Le symposium international sur le thème “Mobilités urbaines : les enjeux de la recherche en Chine et à l’étranger”, organisé par l’IVM à Pékin du 9 au 11 octobre 2004, a montré l’étonnante proximité des analyses entre chercheurs chinois et étrangers et l’ampleur des défis auxquels les villes chinoises sont confrontées.
“Ces trois journées d’échanges ont été riches et très stimulantes. Mes propos conclusifs ne prétendent pas faire la synthèse de l'ensemble des débats, ils mettent simplement l’accent sur ce qui m’a le plus frappé.
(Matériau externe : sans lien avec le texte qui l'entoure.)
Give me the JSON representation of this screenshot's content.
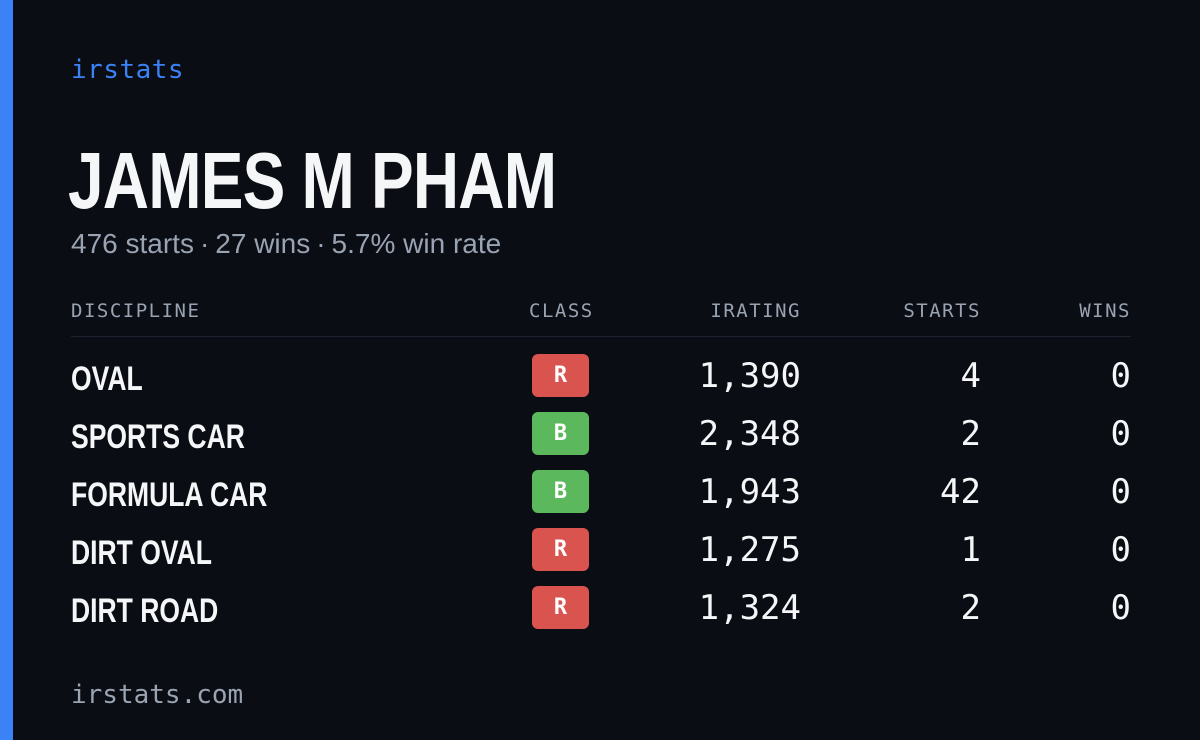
{
  "brand": "irstats",
  "driver": {
    "name": "JAMES M PHAM",
    "starts": "476 starts",
    "wins": "27 wins",
    "win_rate": "5.7% win rate",
    "separator": "·"
  },
  "table": {
    "headers": {
      "discipline": "DISCIPLINE",
      "class": "CLASS",
      "irating": "IRATING",
      "starts": "STARTS",
      "wins": "WINS"
    },
    "rows": [
      {
        "discipline": "OVAL",
        "class": "R",
        "irating": "1,390",
        "starts": "4",
        "wins": "0"
      },
      {
        "discipline": "SPORTS CAR",
        "class": "B",
        "irating": "2,348",
        "starts": "2",
        "wins": "0"
      },
      {
        "discipline": "FORMULA CAR",
        "class": "B",
        "irating": "1,943",
        "starts": "42",
        "wins": "0"
      },
      {
        "discipline": "DIRT OVAL",
        "class": "R",
        "irating": "1,275",
        "starts": "1",
        "wins": "0"
      },
      {
        "discipline": "DIRT ROAD",
        "class": "R",
        "irating": "1,324",
        "starts": "2",
        "wins": "0"
      }
    ]
  },
  "footer": "irstats.com",
  "colors": {
    "background": "#0a0d14",
    "accent": "#3b82f6",
    "class_R": "#d9534f",
    "class_B": "#5cb85c",
    "text_primary": "#f5f6f8",
    "text_muted": "#9aa3b2"
  }
}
Ils sont donc très personnels.” Jean-Pierre Orfeuil, professeur, université Paris-12, président du comité scientifique de la chaire de l’IVM.
En prélude au symposium, les participants ont visité Yizhuang, ville satellite de Pékin et zone de développement économique centrée sur les entreprises étrangères.
L’atelier sur Pékin, centré a priori sur la relation centre/périphérie, a confirmé le diagnostic alarmant des conditions de circulation dans la capitale. La priorité aux transports collectifs est affirmée. Quant au polycentrisme nécessaire, il existe de fait mais sans être pleinement assumé.
L’atelier consacré à Shanghai a montré une ville très soucieuse d’améliorer son réseau de transport collectif, notamment autour de pôles d’échanges, composantes du développement accéléré d’une agglomération de 17 millions d’habitants à l’horizon 2020.
Dans l’atelier consacré à Wuhan, il a été beaucoup question des infrastructures routières, en particulier du troisième périphérique et de son intégration dans une ville coupée par des fleuves et très étalée. L’occasion de s’interroger sur la question du paysage.